IFDB page: Triune
Final placement: 9th place (of 51) in the 2001 Interactive Fiction Competition
The more years I write reviews for comp games, the more convinced I feel that my reaction to a game is strongly influenced by where it happens to fall in the random lineup chosen for me by CompXX.z5. I still remember how it felt in 1998 when I opened up Little Blue Men right after finishing Human Resources Stories — I suddenly had this horrible vision of legions of IF authors sitting in dark, cramped basements, writing little opuses that allowed them to spew hatred at their day jobs. Similarly, as soon as I was a little ways into Triune, I thought to myself, “Oh dear, another dream game.” This most likely wouldn’t have happened had I not just finished The Cave of Morpheus, whose hallucinatory qualities covered over a multitude of design and implementation sins.
The dreamlike sequences in Triune are much more powerful than those in TCOM, because Triune borrows liberally from fairy tale elements, squeezing all the Jungian, archetypal, collective-unconscious juice from them that it possibly can. On the one hand, the inclusion of these elements makes for potent storytelling, but on the other, it calls for a degree of control that the game doesn’t always display — sometimes the power of the symbols isn’t harnessed as well as it could be, and they end up working at cross purposes. The effect, at the end of the game, is of an experience that offers some very strong moments, but doesn’t quite all hang together.
The narrative frame of Triune gives us a teenage girl in an unbelievably abusive household, who escapes (perhaps literally — the game leaves it unclear) into a fairy-tale world; that is, fairy-tale in the bloody, brutal Brothers Grimm sense, not the bowdlerized sweetness of a Disney flick. I’m not using that word “unbelievably” as a casual intensifier; the father comes across as such a caricature of an abusive alcoholic that it’s difficult to believe in him as a real person. (The fact that some people no doubt act exactly as this father does, while a sad reality, does nothing to make him a stronger character, since stories are more about what feels real than what actually is real.) In fact, the whole thing feels a bit over-the-top: in the flashbacks and non-dream bits, there tends to be some adult who is being either amazingly wonderful or amazingly awful.
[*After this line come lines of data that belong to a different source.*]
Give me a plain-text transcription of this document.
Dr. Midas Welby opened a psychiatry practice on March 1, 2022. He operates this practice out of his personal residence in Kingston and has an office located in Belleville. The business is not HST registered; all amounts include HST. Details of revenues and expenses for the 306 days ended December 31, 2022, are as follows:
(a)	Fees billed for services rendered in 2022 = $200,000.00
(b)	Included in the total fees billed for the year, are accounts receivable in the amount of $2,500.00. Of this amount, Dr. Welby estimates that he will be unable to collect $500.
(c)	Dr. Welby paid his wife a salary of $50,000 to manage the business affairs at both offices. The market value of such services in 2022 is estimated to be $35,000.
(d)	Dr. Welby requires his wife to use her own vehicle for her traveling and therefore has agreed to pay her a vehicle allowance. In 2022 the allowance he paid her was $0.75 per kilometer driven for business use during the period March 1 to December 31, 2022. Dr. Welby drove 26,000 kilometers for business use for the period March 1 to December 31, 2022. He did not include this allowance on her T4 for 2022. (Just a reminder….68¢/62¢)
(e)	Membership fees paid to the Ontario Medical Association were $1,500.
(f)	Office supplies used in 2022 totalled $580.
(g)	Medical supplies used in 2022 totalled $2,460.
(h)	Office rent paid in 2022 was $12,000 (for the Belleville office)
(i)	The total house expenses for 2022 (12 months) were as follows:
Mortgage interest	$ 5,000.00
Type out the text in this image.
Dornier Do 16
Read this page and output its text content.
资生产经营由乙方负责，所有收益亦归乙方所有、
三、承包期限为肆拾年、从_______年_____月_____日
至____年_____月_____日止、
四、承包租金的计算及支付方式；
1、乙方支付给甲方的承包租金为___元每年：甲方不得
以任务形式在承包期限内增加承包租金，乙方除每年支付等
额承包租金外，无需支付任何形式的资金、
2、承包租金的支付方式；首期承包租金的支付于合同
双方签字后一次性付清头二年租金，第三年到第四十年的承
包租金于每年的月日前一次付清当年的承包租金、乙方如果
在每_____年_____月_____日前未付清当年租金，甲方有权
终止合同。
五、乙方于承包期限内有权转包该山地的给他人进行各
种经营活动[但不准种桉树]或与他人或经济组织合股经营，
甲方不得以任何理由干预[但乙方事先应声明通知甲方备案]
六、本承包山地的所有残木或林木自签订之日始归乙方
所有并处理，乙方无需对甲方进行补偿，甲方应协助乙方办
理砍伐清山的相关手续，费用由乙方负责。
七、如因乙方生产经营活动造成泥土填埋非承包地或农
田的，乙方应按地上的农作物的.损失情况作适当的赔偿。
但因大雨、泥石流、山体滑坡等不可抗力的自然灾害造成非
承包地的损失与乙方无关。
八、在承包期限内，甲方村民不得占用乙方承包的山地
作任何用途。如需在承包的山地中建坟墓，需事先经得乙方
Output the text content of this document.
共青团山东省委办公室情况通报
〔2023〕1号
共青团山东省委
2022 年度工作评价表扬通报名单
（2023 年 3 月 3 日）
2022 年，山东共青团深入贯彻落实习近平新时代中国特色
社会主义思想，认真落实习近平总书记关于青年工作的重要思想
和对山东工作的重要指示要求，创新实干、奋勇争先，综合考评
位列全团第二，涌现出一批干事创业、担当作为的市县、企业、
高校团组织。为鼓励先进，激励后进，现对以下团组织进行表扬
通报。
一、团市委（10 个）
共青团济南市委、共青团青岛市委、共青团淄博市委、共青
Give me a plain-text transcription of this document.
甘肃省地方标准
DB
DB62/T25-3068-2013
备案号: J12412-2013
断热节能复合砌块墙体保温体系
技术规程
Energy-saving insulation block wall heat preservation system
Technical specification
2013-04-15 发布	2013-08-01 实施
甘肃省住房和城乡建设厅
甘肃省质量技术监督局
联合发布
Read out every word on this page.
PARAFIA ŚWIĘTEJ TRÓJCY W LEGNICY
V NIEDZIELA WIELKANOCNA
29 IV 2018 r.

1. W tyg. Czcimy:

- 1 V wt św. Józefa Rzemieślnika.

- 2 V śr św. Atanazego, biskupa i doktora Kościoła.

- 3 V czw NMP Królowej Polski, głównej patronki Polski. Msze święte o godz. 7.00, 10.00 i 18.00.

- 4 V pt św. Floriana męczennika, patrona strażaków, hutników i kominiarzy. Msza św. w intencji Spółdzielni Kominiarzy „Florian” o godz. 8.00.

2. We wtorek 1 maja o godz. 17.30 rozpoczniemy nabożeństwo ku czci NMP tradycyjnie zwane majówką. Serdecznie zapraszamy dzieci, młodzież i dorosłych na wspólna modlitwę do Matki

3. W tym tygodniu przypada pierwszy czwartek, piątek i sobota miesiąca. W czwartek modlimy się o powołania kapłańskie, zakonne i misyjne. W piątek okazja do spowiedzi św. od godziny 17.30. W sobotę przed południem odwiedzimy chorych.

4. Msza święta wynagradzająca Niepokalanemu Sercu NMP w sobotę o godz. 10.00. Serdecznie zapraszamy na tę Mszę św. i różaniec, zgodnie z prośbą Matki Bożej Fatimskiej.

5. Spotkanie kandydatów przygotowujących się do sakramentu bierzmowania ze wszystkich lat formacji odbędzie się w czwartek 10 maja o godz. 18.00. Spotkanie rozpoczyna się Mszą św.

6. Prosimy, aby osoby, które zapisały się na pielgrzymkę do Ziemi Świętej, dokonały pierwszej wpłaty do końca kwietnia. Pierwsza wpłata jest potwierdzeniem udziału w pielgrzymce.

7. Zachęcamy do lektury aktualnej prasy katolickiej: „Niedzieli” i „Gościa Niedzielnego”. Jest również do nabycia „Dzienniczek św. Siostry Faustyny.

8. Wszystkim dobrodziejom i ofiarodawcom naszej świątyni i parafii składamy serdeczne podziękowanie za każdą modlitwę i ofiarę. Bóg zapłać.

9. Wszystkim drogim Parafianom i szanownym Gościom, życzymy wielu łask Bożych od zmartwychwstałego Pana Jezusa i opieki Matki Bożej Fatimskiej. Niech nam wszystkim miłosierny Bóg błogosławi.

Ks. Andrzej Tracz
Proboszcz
The fairy-tale bits can tend towards the ham-handed: there’s a serpent, a Tree of Knowledge, a character named Lilith, etc. Now, arguably, I’ve been guilty of this sort of excess myself, so I can understand how it gets into a game, but I still found it a little grating. It’s true, though, that the circumstances of the narrative frame — the fact that it’s seen through a teenager’s eyes, the fact that the archetypal forest invites archetypal dwellers, and the general sense of unreality about the whole thing — mitigate these problems to a significant degree.
From an IF standpoint, Triune is a mixed bag. There’s some fairly rich plot-branching — the fact that I played through a session with the game that differed wildly from the walkthrough but still felt satisfying indicates how much the story space has to offer. On the other hand, while the implementation is generous in some places, it’s quite sparse in others. It’s fine that the game more or less only implements what it’s interested in, but there needs to be some minimum degree of coding polish to avoid exchanges like this:
>NE
The door is locked.
>OPEN DOOR
I don't see any door here.
In addition, there were some definite lexical problems, such as the books who displayed their contents when EXAMINEd, but were stubbornly unavailable to READ. The jpeg image feelies provided with the game are excellent, again dipping into the well of ancient patterns, along with evocations of childhood, to set a dramatic scene. As an examination of femininity and how it works in culture, Triune is partially successful, offering some moments that are quite moving indeed, and bringing mythical elements into some interesting collisions, though not always as coherently as might be hoped. As a game, it’s got some serious flaws, but is still worth exploring.